Picked a destination in a different direction. My target was some waterfalls on the other side of the island, although I cared not if I ever really found them. I left early again and came to a beautiful lake in the highlands where I stopped for breakfast. I sat in a hut next to the water surrounded by large green hills. Again, I was the only one there. This time there were no power tools to shatter the peace. I had coffee in silence. Then just as my food came out drums and bells started to ring from somewhere to my right. It came closer until I saw people carrying flags, gongs, bamboo alters, and baskets. They were most in dressed in white and paraded down the path directly in front of me. I was amazed at my fortune. For a second day in a row I was the sole witness to a beautiful ceremonial procession. These are not shows put on for entertainment. There has not been one single foreigner that I have even seen up in the highlands. I set my camera on the table to shoot video of the happenings without looking obnoxiously obvious. I don't think I captured it too well, but I hope the audio picked up the song they marched to.

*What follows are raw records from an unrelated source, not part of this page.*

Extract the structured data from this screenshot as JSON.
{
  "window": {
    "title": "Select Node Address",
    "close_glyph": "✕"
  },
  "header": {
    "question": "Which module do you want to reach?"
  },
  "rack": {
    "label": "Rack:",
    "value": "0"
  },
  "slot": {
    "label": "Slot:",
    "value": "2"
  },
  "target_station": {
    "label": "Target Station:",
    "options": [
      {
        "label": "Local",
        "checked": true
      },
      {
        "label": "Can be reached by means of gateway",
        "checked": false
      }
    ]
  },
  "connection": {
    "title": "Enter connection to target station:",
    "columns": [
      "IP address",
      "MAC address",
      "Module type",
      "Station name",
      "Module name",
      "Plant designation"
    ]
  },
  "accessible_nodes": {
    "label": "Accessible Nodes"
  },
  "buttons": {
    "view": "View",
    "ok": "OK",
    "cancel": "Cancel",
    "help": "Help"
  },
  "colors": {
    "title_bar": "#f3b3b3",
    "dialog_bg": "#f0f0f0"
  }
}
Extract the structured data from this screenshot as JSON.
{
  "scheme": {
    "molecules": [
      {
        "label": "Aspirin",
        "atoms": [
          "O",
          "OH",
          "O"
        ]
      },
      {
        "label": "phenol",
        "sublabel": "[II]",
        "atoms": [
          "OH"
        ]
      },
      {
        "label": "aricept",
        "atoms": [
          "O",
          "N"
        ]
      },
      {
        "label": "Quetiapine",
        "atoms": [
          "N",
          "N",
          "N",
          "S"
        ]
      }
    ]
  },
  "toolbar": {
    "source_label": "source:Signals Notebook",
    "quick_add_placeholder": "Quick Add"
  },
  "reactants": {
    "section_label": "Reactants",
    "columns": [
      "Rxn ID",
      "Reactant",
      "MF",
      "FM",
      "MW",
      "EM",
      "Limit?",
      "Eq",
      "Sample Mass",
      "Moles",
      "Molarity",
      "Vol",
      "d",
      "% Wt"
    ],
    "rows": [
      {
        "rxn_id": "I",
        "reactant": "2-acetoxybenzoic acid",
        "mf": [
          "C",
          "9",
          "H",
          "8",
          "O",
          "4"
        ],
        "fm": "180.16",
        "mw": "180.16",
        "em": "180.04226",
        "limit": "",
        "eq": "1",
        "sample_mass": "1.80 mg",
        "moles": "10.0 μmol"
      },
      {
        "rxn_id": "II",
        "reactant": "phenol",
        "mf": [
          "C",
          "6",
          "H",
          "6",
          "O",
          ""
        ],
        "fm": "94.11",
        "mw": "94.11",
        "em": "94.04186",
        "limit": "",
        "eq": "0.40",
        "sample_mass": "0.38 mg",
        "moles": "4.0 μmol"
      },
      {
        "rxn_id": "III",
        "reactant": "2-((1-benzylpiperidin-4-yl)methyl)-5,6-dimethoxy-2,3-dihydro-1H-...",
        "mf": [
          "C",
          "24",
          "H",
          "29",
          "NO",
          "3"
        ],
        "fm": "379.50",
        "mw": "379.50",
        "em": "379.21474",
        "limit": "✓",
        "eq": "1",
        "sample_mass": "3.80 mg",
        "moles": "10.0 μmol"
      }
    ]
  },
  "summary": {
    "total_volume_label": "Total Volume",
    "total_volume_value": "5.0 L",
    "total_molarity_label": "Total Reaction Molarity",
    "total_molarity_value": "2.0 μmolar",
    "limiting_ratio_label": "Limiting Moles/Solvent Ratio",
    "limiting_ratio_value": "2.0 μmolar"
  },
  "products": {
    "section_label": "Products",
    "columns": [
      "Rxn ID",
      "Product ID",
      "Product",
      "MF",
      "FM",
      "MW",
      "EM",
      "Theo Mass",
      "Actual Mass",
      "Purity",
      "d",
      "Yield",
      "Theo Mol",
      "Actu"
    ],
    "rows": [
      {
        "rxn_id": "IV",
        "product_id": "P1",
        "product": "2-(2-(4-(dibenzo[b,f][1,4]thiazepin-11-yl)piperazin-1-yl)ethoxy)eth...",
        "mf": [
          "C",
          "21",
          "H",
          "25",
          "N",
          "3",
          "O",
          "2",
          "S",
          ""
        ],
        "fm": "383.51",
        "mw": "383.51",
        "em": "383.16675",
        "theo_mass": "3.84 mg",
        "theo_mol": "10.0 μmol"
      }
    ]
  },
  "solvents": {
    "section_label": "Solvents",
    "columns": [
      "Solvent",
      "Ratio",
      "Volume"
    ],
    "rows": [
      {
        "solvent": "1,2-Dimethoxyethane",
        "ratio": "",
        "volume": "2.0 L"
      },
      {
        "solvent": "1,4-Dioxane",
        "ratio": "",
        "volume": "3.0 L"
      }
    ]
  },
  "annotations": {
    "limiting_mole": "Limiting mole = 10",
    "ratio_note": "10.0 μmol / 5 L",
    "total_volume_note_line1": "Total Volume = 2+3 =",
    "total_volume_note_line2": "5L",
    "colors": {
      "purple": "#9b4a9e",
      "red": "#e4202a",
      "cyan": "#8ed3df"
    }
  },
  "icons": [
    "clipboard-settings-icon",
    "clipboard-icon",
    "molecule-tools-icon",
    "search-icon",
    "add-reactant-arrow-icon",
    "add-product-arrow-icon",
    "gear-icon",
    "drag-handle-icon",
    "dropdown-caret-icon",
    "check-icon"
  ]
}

I made it to the waterfalls I intend to reach on the north side of the island. There was a short trek through the forest to get to the series of tall crashing cascades. I took a dip, swung on the rope swing, watched the monstrous butterflies hopping from flower to flower. At last I decide to make my way back over the mountains on the long journey back home. I had a tentative date for the evening.
I recorded a lot of video while driving. It was probably overkill, but there were so many images I wanted to hold on to. Pictures don't capture what it's like to come over a hill onto a temple or the roosters calling out from the side of the road as I float by. But what I think I was most hoping to get was how nearly everyone I rode by smiled, waved, and called out a hearty hello. It's good medicine for the spirit.